Happy new month! And a blessed First Sunday in Advent to all.

If you didn't see yesterday's entry about the noble art of electronic repair, and why the repair business is a lot like the insurance business, click here and read it. Then proceed...

On Saturday I did something in my workshop that is rarely done in this century. I replaced a tuning-eye tube.

As you can see, it made a dramatic difference. But what is this contraption?

It's a vacuum tube that glows green on one end, and part of the green glow is blocked off, depending on a signal voltage applied to it. Above, you see it as the display device on my somewhat souped-up Heathkit capacitor tester.


Back in the 1930s, radio manufacturers wanted to include a meter in the radio, to help people tune each station exactly. (Tune for the highest meter reading.) But meters are expensive, and there would also need to be a tube to amplify the signal for the meter. Further, the purpose of such a meter is just to find the maximum — it doesn't have to have a calibrated scale.

So someone had the idea of building an indicator device into the amplifying tube itself. The "tuning eye" is what resulted. It looks rather like an eye, hence the name.

By the 1960s, tuning eyes were rare; everybody got good local radio reception and didn't feel the need for a tuning aid. Shortwave radios for serious listeners had meters, not tuning eyes. So the technology was almost obsolete...

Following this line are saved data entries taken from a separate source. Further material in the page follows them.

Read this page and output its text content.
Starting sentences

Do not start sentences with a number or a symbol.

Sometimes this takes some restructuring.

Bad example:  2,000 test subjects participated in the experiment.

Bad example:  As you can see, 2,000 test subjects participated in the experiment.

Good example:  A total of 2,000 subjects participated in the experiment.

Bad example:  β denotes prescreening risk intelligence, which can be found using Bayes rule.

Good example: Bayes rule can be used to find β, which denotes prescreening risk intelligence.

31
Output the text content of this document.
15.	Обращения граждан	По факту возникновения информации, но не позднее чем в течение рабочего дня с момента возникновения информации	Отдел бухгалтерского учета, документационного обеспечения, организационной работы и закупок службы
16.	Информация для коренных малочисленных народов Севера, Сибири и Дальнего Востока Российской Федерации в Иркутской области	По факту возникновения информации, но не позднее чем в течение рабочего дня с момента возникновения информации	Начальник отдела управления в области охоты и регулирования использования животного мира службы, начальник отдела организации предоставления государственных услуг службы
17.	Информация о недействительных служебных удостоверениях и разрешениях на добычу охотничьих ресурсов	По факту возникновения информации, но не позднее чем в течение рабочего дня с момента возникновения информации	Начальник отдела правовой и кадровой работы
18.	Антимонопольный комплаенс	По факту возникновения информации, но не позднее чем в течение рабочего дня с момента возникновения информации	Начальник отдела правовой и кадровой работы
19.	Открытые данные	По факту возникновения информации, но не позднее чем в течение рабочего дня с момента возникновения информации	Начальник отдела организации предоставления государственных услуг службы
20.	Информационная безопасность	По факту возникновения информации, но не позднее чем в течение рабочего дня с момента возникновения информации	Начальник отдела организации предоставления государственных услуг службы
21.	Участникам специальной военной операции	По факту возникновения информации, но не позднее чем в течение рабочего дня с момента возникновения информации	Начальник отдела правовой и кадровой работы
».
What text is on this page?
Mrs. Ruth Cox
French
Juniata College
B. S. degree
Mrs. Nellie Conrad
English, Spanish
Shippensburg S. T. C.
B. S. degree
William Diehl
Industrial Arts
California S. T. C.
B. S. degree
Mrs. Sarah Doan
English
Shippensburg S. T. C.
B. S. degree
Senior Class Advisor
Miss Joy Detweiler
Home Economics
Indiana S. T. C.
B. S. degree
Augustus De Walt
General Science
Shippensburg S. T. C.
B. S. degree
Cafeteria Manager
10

But tuning eyes hung on in a few kinds of test equipment, notably capacitor testers. My Heathkit IT-11 has one. And what I didn't know, when I bought that instrument about a quarter century ago, was that its tuning eye was on its last legs. It was hard to see.

I can put up with a dim display for 25 years, but not forever. So I replaced the tube. Here are the old and new ones, for comparison. The phosphor in the old one has deteriorated and turned brown. The new one (about 60 years old, but never used, and fresh in its RCA box from an eBay vendor) is tremendously brighter.